A woman in blue: The life of a Female BGSUPD Officer


Falcon Media Staff

Photo of BGSUPD Officer Carly Snyder.

Kerrigan Stark, Reporter

With today’s overall approval ratings of law enforcement being only 26 percent from a 2021 Pew Research Center poll, you wouldn’t expect a police officer to talk so candidly about going to therapy.

After working for the Bowling Green State University (BGSU) Campus Police for over six years, Carly Snyder has seen a few things. 

Things like students struggling with depression and drinking problems, but also a community who looks up to her as a mother figure and a person to call for help. She’s been tearing down the status quo around law enforcement for years, and she says she’s only just begun.

This urge to revolutionize policing started at a young age for Snyder. She says she was only six years old when she realized this is what she is meant to do. 

Snyder holds a master’s in Criminal Justice Administration and has received additional education to hold multiple roles as a policewoman. She wears many hats as a Crisis Intervention Coordinator, Drug Recognition Expert, Sobriety Test Instructor, and Field Training Officer for new hires.

As the Crisis Intervention Coordinator, Snyder is called whenever someone is struggling with their mental health. This could be general depression, anxiety attacks or even suicide attempts. Her biggest goal is to give them the proper care they need.

”I do all of the follow-ups and make sure they are being connected with the right resources and try to get the most help for these people,” said Snyder.

Working as a drug recognition expert means she is trained to use a 12-step process to figure out if someone is under the influence of drugs or alcohol and identify the substance. Snyder understands how both drugs and mental health go hand-in-hand.

“We see somebody using substances because they’re trying to self-medicate from their mental illness or vice versa,” she said.

She even admitted to struggling with her own mental health.

“There are times when I need to see my therapist more frequently, and other times it’s a ‘see you in two months’ type of thing. It’s the same as going to the gym, or getting your yearly checkup with the doctor. It’s just maintaining that healthy mental health of your own,” she shared.

A big struggle she has had to face is leaving her 13-week-old daughter at home. She had just gotten off maternity leave at the time, so her baby was at home without her. 

“I’m a police officer. Anything could happen to me at any time. I’m not just kissing my husband goodbye every day anymore. I’m saying it to my daughter as well,” said Snyder.

She explained her biggest fears are the possibility of leaving her daughter without a mom and her husband without a wife.

“I don’t want to leave my daughter without a mom and I don’t want to leave my husband without a wife. The idea of not coming home to my kid and my husband breaks my heart,” she said.

Snyder is quick to mention, though that while being back to work brings an air of uncertainty, she doesn’t have any desire to be a stay-at-home mom.

“I get why people don’t want to come back into this type of career field, but staying at home and solely caring for my children isn’t in my cards,” she said.
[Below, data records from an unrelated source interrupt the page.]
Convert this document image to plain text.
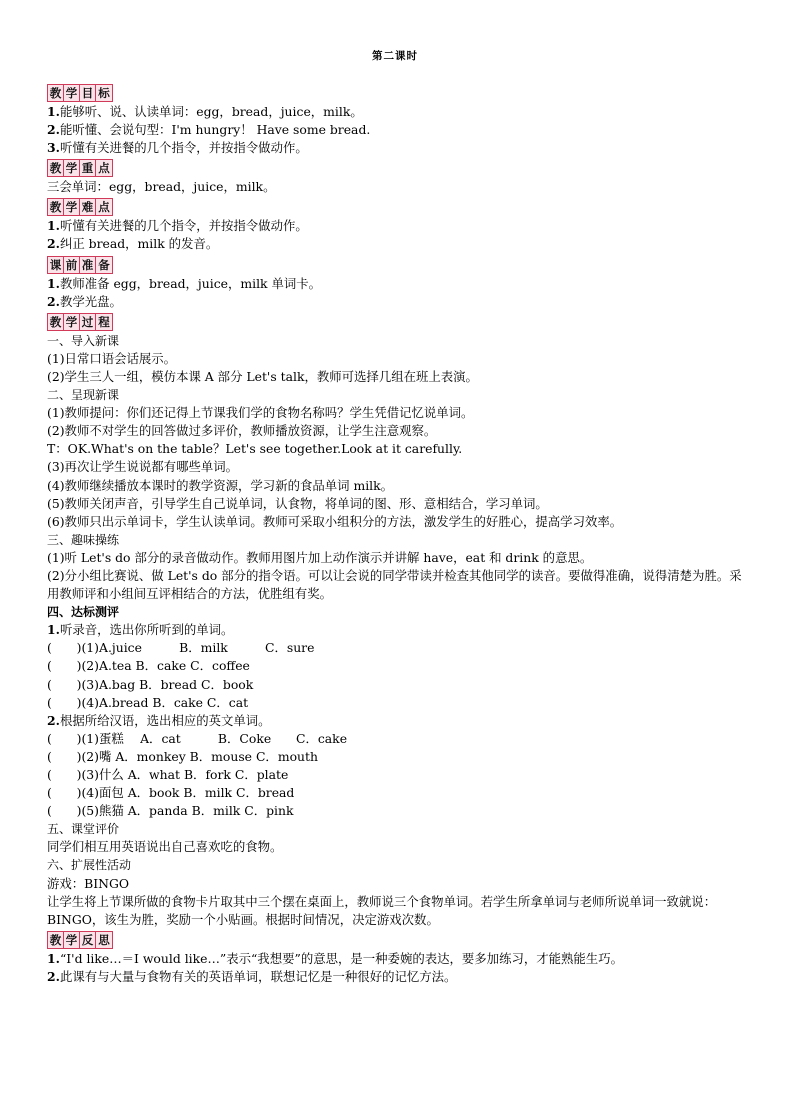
第二课时
教 学 目 标
1.能够听、说、认读单词：egg，bread，juice，milk。
2.能听懂、会说句型：I'm hungry！ Have some bread.
3.听懂有关进餐的几个指令，并按指令做动作。
教 学 重 点
三会单词：egg，bread，juice，milk。
教 学 难 点
1.听懂有关进餐的几个指令，并按指令做动作。
2.纠正 bread，milk 的发音。
课 前 准 备
1.教师准备 egg，bread，juice，milk 单词卡。
2.教学光盘。
教 学 过 程
一、导入新课
(1)日常口语会话展示。
(2)学生三人一组，模仿本课 A 部分 Let's talk，教师可选择几组在班上表演。
二、呈现新课
(1)教师提问：你们还记得上节课我们学的食物名称吗？学生凭借记忆说单词。
(2)教师不对学生的回答做过多评价，教师播放资源，让学生注意观察。
T：OK.What's on the table？Let's see together.Look at it carefully.
(3)再次让学生说说都有哪些单词。
(4)教师继续播放本课时的教学资源，学习新的食品单词 milk。
(5)教师关闭声音，引导学生自己说单词，认食物，将单词的图、形、意相结合，学习单词。
(6)教师只出示单词卡，学生认读单词。教师可采取小组积分的方法，激发学生的好胜心，提高学习效率。
三、趣味操练
(1)听 Let's do 部分的录音做动作。教师用图片加上动作演示并讲解 have，eat 和 drink 的意思。
(2)分小组比赛说、做 Let's do 部分的指令语。可以让会说的同学带读并检查其他同学的读音。要做得准确，说得清楚为胜。采用教师评和小组间互评相结合的方法，优胜组有奖。
四、达标测评
1.听录音，选出你所听到的单词。
(　　)(1)A.juice　　　B．milk　　　C．sure
(　　)(2)A.tea B．cake C．coffee
(　　)(3)A.bag B．bread C．book
(　　)(4)A.bread B．cake C．cat
2.根据所给汉语，选出相应的英文单词。
(　　)(1)蛋糕　 A．cat　　　B．Coke　　C．cake
(　　)(2)嘴 A．monkey B．mouse C．mouth
(　　)(3)什么 A．what B．fork C．plate
(　　)(4)面包 A．book B．milk C．bread
(　　)(5)熊猫 A．panda B．milk C．pink
五、课堂评价
同学们相互用英语说出自己喜欢吃的食物。
六、扩展性活动
游戏：BINGO
让学生将上节课所做的食物卡片取其中三个摆在桌面上，教师说三个食物单词。若学生所拿单词与老师所说单词一致就说：BINGO，该生为胜，奖励一个小贴画。根据时间情况，决定游戏次数。
教 学 反 思
1.“I'd like…＝I would like…”表示“我想要”的意思，是一种委婉的表达，要多加练习，才能熟能生巧。
2.此课有与大量与食物有关的英语单词，联想记忆是一种很好的记忆方法。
Snyder feels as if she lost her sense of identity after becoming a mom, and seeing others around her going to work made her excited to return. She’s even been applying for higher-up positions like a detective. While she hasn’t received any promotions yet, she continues to be optimistic.

“I’ve applied for it before, but unfortunately it wasn’t my time to get that position. Hopefully, the next time it comes up, I’ll apply again and just keep trying at it,” said Snyder.

Her supervisor, Lieutenant Jennifer Emptage, says she appreciates her ambition.

“She’s a self-motivated individual who is always willing to take on new challenges. She’s constantly striving to exceed expectations,” said Lieutenant Emptage.

Even though campus police officers hold the same amount of arresting power as regular police officers, Snyder doesn’t focus on that. Her passion is in helping people.

“Is it nice to put away a bad person because they’re hurting people? Yes, but my love is that I’m helping people,” she shared.

This is something that her husband loves about her. In a piece that he wrote titled “My Wife is a Cop”, he explained just that.

“Having a wife in law enforcement is tough, but also respectable, virtuous and honorable. To be proud of their accomplishments and integrity, impressed with their undaunted courage, humbled by their love and care for others and their sacrifices, to be comforted by the safety they bring our community, and to be fearful of the risks they take each day,” in the piece.

With a newborn daughter and an urge to help the community even more than before, Snyder says she is excited to see how her life unfolds. 

One thing is certain, though. She is determined to be the positive change in policing.

“It can’t always be fixed from the outside. We need people on the inside doing their best and trying to change the world for the better,” said Snyder.